Brutal--This line made my day. Simply have to remember to use it on SOMEONE!!!!
'Got a sudden headache?' he queried contemptuously. 'That's another good old hidebound---'
'Well I have,' she spat at him. 'At least something in my head is suffering from a curious aversion to you, but let's call it a headache it's the same thing.'
As a character study, interesting and well-written. As a romance, utterly depressing -- it basically feels like the prelude to one of those domestic thrillers about married couples who want to kill each other that are so popular now.
Not a popular one I gather, and I can see why because for most of the read I have to admit I felt a bit glum. Poor Stephanie had to put up with a lot from this asshole, and no matter how many times he sneeringly told her he wasn't raping her... he obviously was. That last rape was hard to stomach, and when he comes to ask if she's OK afterwards I was screaming 'my god leave him!'
So why five stars? Because despite my constant frisson of unease that I felt I was nonetheless hooked by the writing, the characters and the draaaaama. A lot happens, and there are plenty of screaming arguments, slammed doors and hurty fee-fees along the way to keep me entertained. I mostly rate books on how entertained I was... and damn it... I was!

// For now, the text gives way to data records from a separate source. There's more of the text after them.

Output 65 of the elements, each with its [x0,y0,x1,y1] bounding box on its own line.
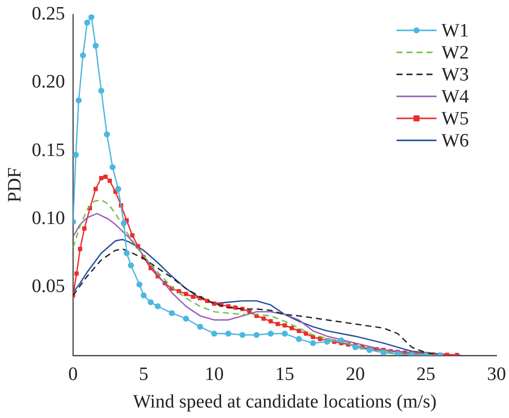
y-tick-label: 0.15 [32,140,66,161]
point [140,292,147,298]
x-tick-label: 0 [68,364,78,385]
legend-label: W2 [442,42,469,64]
point [282,330,288,337]
point [154,303,161,310]
point [338,337,344,344]
point [296,336,302,342]
point [211,330,218,337]
x-tick-label: 10 [204,364,224,385]
point [99,176,104,180]
point [73,152,79,158]
x-axis-title: Wind speed at candidate locations (m/s) [132,392,437,413]
y-tick-label: 0.05 [32,276,66,298]
point [233,306,238,310]
legend-label: W6 [442,130,469,152]
point [380,350,387,356]
point [205,298,210,303]
point [103,174,108,179]
point [88,14,94,20]
point [310,340,316,346]
point [268,330,274,337]
point [82,226,86,231]
point [94,186,98,192]
point [136,281,142,288]
x-tick-label: 5 [138,364,148,385]
point [239,332,246,338]
point [254,332,260,338]
legend-label: W1 [442,20,469,42]
y-axis-title: PDF [4,167,26,202]
point [110,164,116,170]
point [148,299,154,306]
point [124,250,130,256]
point [128,262,134,268]
point [130,233,134,238]
point [190,294,196,299]
point [84,20,90,26]
x-tick-label: 15 [275,364,294,385]
x-tick-label: 25 [416,364,436,385]
point [104,131,110,138]
point [282,323,287,328]
legend-label: W5 [442,108,469,130]
y-tick-label: 0.20 [32,72,66,93]
point [352,344,358,350]
legend-label: W3 [442,64,469,86]
point [168,310,175,316]
point [182,316,189,322]
point [108,178,112,183]
point [296,328,302,333]
point [268,319,273,324]
point [197,324,204,330]
y-tick-label: 0.25 [32,3,66,24]
point [80,52,86,58]
point [225,330,232,337]
point [76,97,82,104]
legend-label: W4 [442,86,470,108]
point [120,220,127,226]
point [115,186,122,192]
y-tick-label: 0.10 [32,208,66,229]
point [290,326,294,330]
x-tick-label: 20 [346,364,365,385]
x-tick-label: 30 [487,364,506,385]
point [276,322,280,326]
point [98,88,104,94]
point [92,42,99,49]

For a book summary talking about conjugal dues, we really don’t get much of that. The book was flat. He was smitten, very confused about the heroine’s actions, trying to figure her out. I got that part. Then randomly in the middle of the book we got a weird conversation between the hero/heroine that I didn’t quite understand what they were trying to say. But I guess it was the right kind of things to say because they made up. They seem happy...I think. That was probably 50-60% in. Idk, I stopped soon after...
This entire review has been hidden because of spoilers.

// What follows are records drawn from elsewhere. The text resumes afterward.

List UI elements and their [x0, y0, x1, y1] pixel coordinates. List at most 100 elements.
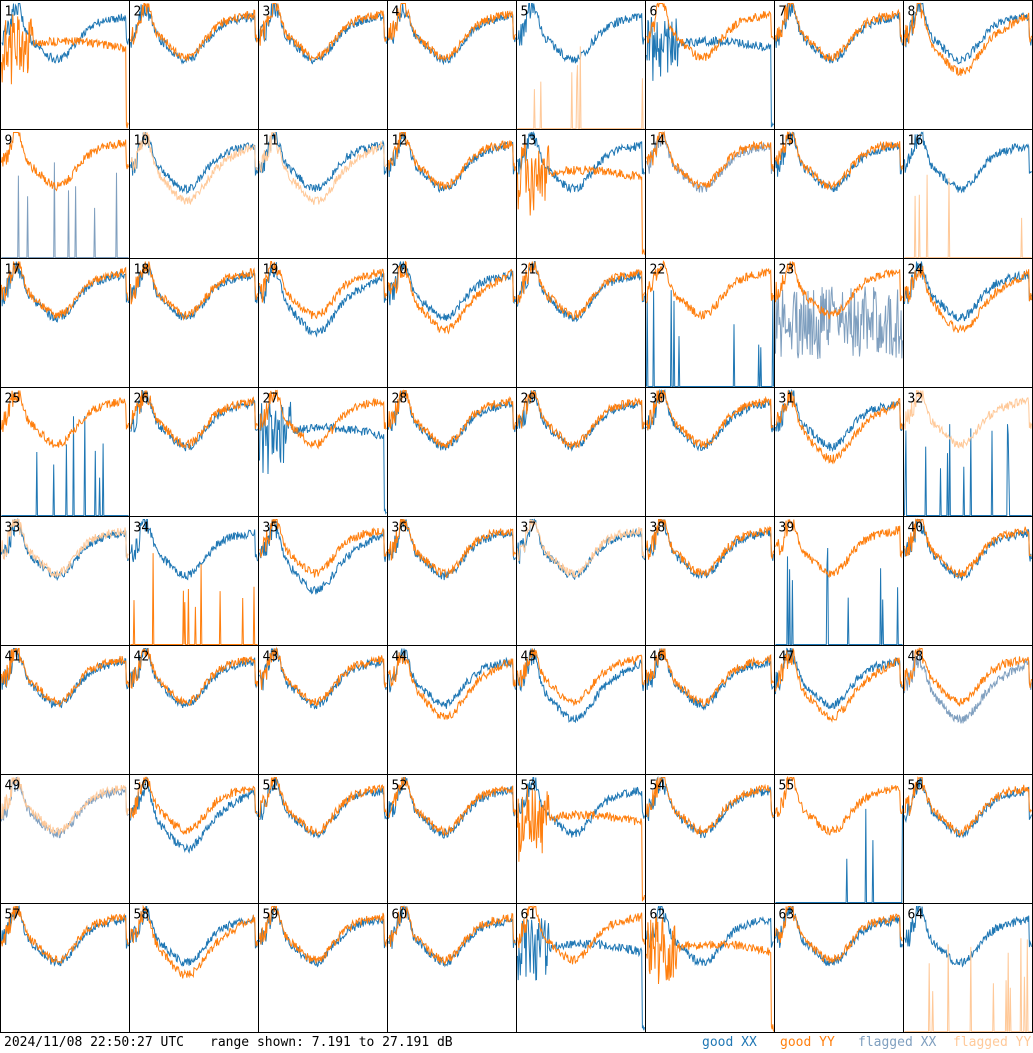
- panel-40: 40: [903, 516, 1033, 646]
- series-yy-54: [646, 777, 774, 835]
- series-xx-22: [646, 290, 774, 387]
- panel-frame: [0, 516, 130, 646]
- series-xx-6: [646, 16, 774, 128]
- panel-label: 62: [650, 908, 666, 923]
- series-yy-40: [904, 518, 1032, 578]
- series-yy-19: [259, 261, 387, 320]
- series-yy-7: [775, 3, 903, 62]
- legend-flagged-xx: flagged XX: [858, 1035, 937, 1050]
- series-yy-61: [517, 905, 645, 965]
- panel-label: 12: [392, 134, 408, 149]
- panel-label: 33: [5, 521, 21, 536]
- panel-41: 41: [0, 645, 130, 775]
- series-xx-18: [130, 262, 258, 321]
- panel-4: 4: [387, 0, 517, 130]
- panel-label: 5: [521, 5, 529, 20]
- series-yy-57: [1, 906, 129, 964]
- panel-frame: [258, 0, 388, 130]
- panel-17: 17: [0, 258, 130, 388]
- series-yy-5: [517, 46, 645, 129]
- panel-label: 28: [392, 392, 408, 407]
- series-yy-47: [775, 648, 903, 723]
- series-xx-26: [130, 390, 258, 452]
- panel-frame: [387, 774, 517, 904]
- panel-50: 50: [129, 774, 259, 904]
- panel-43: 43: [258, 645, 388, 775]
- panel-label: 6: [650, 5, 658, 20]
- panel-label: 7: [779, 5, 787, 20]
- panel-label: 57: [5, 908, 21, 923]
- panel-35: 35: [258, 516, 388, 646]
- panel-label: 26: [134, 392, 150, 407]
- panel-57: 57: [0, 903, 130, 1033]
- panel-label: 42: [134, 650, 150, 665]
- series-yy-32: [904, 390, 1032, 450]
- series-yy-51: [259, 776, 387, 837]
- panel-label: 2: [134, 5, 142, 20]
- panel-label: 53: [521, 779, 537, 794]
- panel-52: 52: [387, 774, 517, 904]
- series-yy-34: [130, 553, 258, 645]
- panel-label: 47: [779, 650, 795, 665]
- panel-frame: [0, 387, 130, 517]
- panel-27: 27: [258, 387, 388, 517]
- panel-30: 30: [645, 387, 775, 517]
- panel-53: 53: [516, 774, 646, 904]
- panel-label: 51: [263, 779, 279, 794]
- panel-label: 54: [650, 779, 666, 794]
- panel-label: 59: [263, 908, 279, 923]
- panel-label: 22: [650, 263, 666, 278]
- series-yy-25: [1, 390, 129, 448]
- panel-20: 20: [387, 258, 517, 388]
- legend-good-yy: good YY: [780, 1035, 835, 1050]
- panel-5: 5: [516, 0, 646, 130]
- series-yy-49: [1, 776, 129, 836]
- series-yy-45: [517, 648, 645, 707]
- panel-38: 38: [645, 516, 775, 646]
- series-yy-35: [259, 519, 387, 578]
- panel-frame: [258, 774, 388, 904]
- series-yy-59: [259, 905, 387, 964]
- panel-33: 33: [0, 516, 130, 646]
- panel-label: 52: [392, 779, 408, 794]
- panel-label: 19: [263, 263, 279, 278]
- series-yy-42: [130, 648, 258, 707]
- panel-45: 45: [516, 645, 646, 775]
- panel-label: 23: [779, 263, 795, 278]
- series-yy-9: [1, 132, 129, 192]
- series-yy-2: [130, 3, 258, 62]
- panel-label: 25: [5, 392, 21, 407]
- range-text: range shown: 7.191 to 27.191 dB: [210, 1035, 453, 1050]
- series-yy-52: [388, 776, 516, 837]
- series-yy-6: [646, 2, 774, 61]
- panel-label: 36: [392, 521, 408, 536]
- panel-frame: [774, 516, 904, 646]
- panel-label: 17: [5, 263, 21, 278]
- panel-label: 14: [650, 134, 666, 149]
- panel-29: 29: [516, 387, 646, 517]
- series-yy-46: [646, 648, 774, 707]
- panel-label: 10: [134, 134, 150, 149]
- series-yy-37: [517, 519, 645, 579]
- series-yy-8: [904, 3, 1032, 77]
- panel-2: 2: [129, 0, 259, 130]
- panel-label: 27: [263, 392, 279, 407]
- series-yy-33: [1, 519, 129, 578]
- series-xx-34: [130, 519, 258, 581]
- panel-label: 41: [5, 650, 21, 665]
- series-xx-16: [904, 131, 1032, 194]
- series-yy-43: [259, 646, 387, 707]
- panel-24: 24: [903, 258, 1033, 388]
- panel-12: 12: [387, 129, 517, 259]
- series-xx-1: [1, 3, 129, 64]
- panel-frame: [129, 258, 259, 388]
- series-xx-62: [646, 906, 774, 967]
- panel-label: 63: [779, 908, 795, 923]
- panel-frame: [645, 0, 775, 130]
- panel-frame: [516, 774, 646, 904]
- panel-55: 55: [774, 774, 904, 904]
- series-xx-32: [904, 424, 1032, 516]
- panel-60: 60: [387, 903, 517, 1033]
- series-xx-5: [517, 3, 645, 64]
- series-yy-56: [904, 776, 1032, 837]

What a slog! Couldn’t get through this mess. It’s like 3 books in one: young girl likes bully’s brother, blackmail marriage, and rekindling a marriage. It is wild!!! I like the first part, he was rich and noticed the mousy smart younger girl, that start makes everything else that happens afterwards illogical! Skip skip skip it.
MC: I hate him because my brother has a bad gambling habit so I married the guy he stole the money from. Now I want him because someone else might be interested. I'm extremely jealous of anyone younger than me that has doe eyes for my "husband".
The name of this book really has nothing to do with the book.
This couple is passionately in love, but the heroine is scared of surrender. The hero is very respectful of her inner angst and patient, although he isn't a fool and gives her space but within the boundaries of a 'marriage'.
Both leads are incredibly honest and self-aware, although the hero is a bit more trusting of the universe and finds it easier to surrender to his love for the heroine, even when he doesn't really understand it. Our heroine is a product of her early struggles and does not have the required faith, but she is, undoubtedly, in deep, passionate love with the hero.
the book had great potential but failed lamentably ! Stephanie did not know what she wanted. Dominic's behaviour was weird as well. they were not on the same wavelength and der was nothing great in the book apart the sex.
DNF- 68% I found this a bit of a drag with boring h & H and a dry story. I felt its a waste of time to continue reading this, maybe I am not in the right mood for this kind of romance.